Securities Lending Agreements
We participate in securities lending agreements with financial institutions to enhance investment income. Securities are loaned to independent brokers for
which we receive cash collateral equal to 102% of the fair market value of the securities. The loaned securities remain on our balance sheet as we maintain
ownership while the investments are on loan. Our securities lending agent has provided us with a 100% counterparty indemnification in the event of borrower
default. As of December 31, 2008, we had received $412.3 million in cash collateral which has been subsequently invested in short-term investments. The
liability to repay the cash collateral is classified as securities lending payable on our consolidated balance sheet. At December 31, 2007, there were no
outstanding securities lending transactions.
Accounting for Stock-Based Compensation
We account for stock-based compensation in accordance with FAS No. 123R, "Shared-Based Payment" ("FAS No. 123R") using the modified transition
method. FAS No. 123R requires recognizing compensation costs for all shared-based payment awards made to employees and directors based upon the
awards' estimated grant date fair value. FAS No. 123R covers employee stock options, restricted stock, restricted stock units and employee stock purchases
related to our employee stock purchase plan.
Under the modified prospective transition method, FAS No. 123R applies to new equity awards and to equity awards modified, repurchased or canceled
after the adoption date. Additionally, compensation cost for the portion of awards granted prior to the adoption date for which the requisite service has not
been rendered as of the January 1, 2006 adoption date shall be recognized as the requisite service is rendered. The compensation cost for that portion of
awards shall be based on the grant-date fair value of those awards as calculated in the prior period pro forma disclosures under FAS No. 123, "Accounting for
Stock-Based Compensation" ("FAS No. 123").
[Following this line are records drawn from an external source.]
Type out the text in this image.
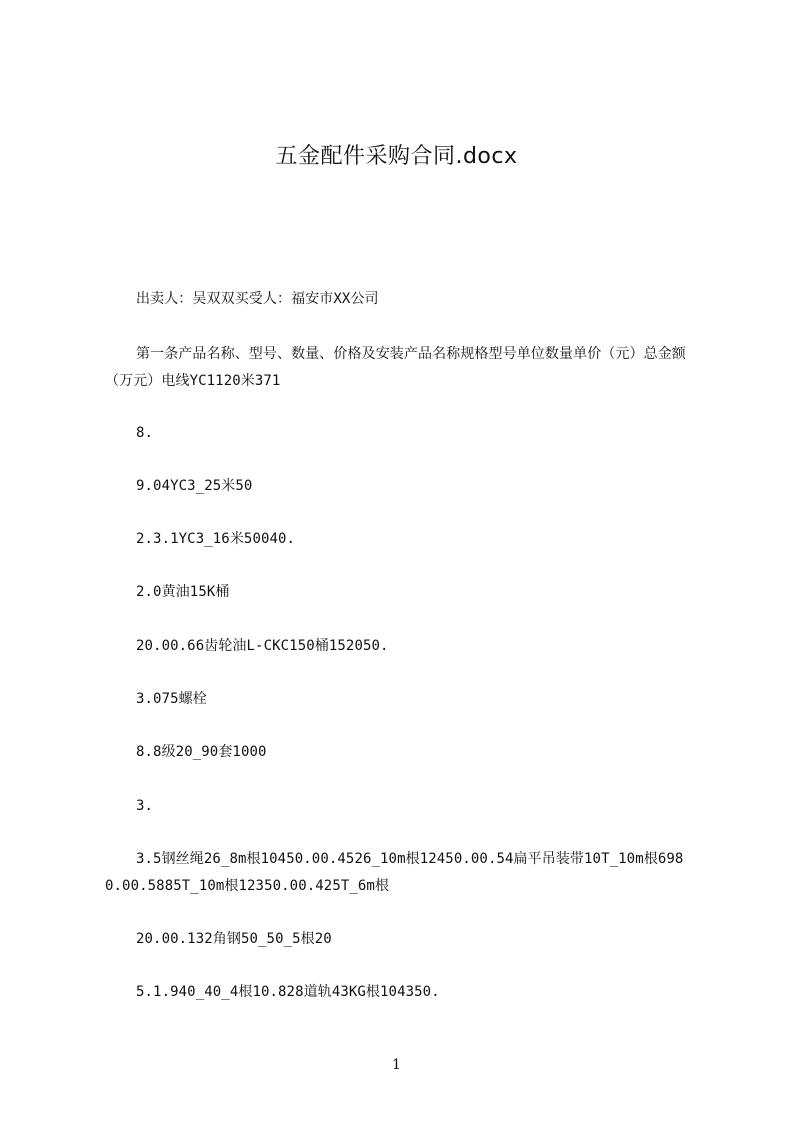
五金配件采购合同.docx

出卖人：吴双双买受人：福安市XX公司

第一条产品名称、型号、数量、价格及安装产品名称规格型号单位数量单价（元）总金额（万元）电线YC1120米371

8.

9.04YC3_25米50

2.3.1YC3_16米50040.

2.0黄油15K桶

20.00.66齿轮油L-CKC150桶152050.

3.075螺栓

8.8级20_90套1000

3.

3.5钢丝绳26_8m根10450.00.4526_10m根12450.00.54扁平吊装带10T_10m根6980.00.5885T_10m根12350.00.425T_6m根

20.00.132角钢50_50_5根20

5.1.940_40_4根10.828道轨43KG根104350.

1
Changes to the grant-date fair value of equity awards granted before the effective date are precluded. The
compensation cost for those earlier awards shall be attributed to periods beginning on or after the adoption date using the attribution method that was used
under FAS No. 123, which was the straight-line method. Instead of recognizing forfeitures only as they occur, we now estimate an expected forfeiture rate
which is factored in to determine our annual expense. Deferred compensation which related to those earlier awards has been eliminated against additional
paid-in capital. FAS No. 123R also changed the reporting of tax-related amounts within the statement of cash flows. The gross amount of windfall tax benefits
resulting from stock-based compensation is reported as financing inflows.
For stock options, we have selected the Black-Scholes option-pricing model to determine the fair value of our stock option awards. For stock options,
restricted stock and restricted stock units, we recognize compensation cost on a straight-line basis over the awards' vesting periods for those awards which
contain only a service vesting feature. For awards with a performance condition vesting feature, when achievement of the performance condition is deemed
probable we recognize compensation cost on a graded-vesting basis over the awards' expected vesting periods.
In connection with the adoption of FAS No. 123R, we recorded a cumulative effect adjustment in the first quarter of 2006 of $0.2 million related to the
application of an estimated forfeiture rate on our previously recognized expense on unvested restricted stock and restricted stock units.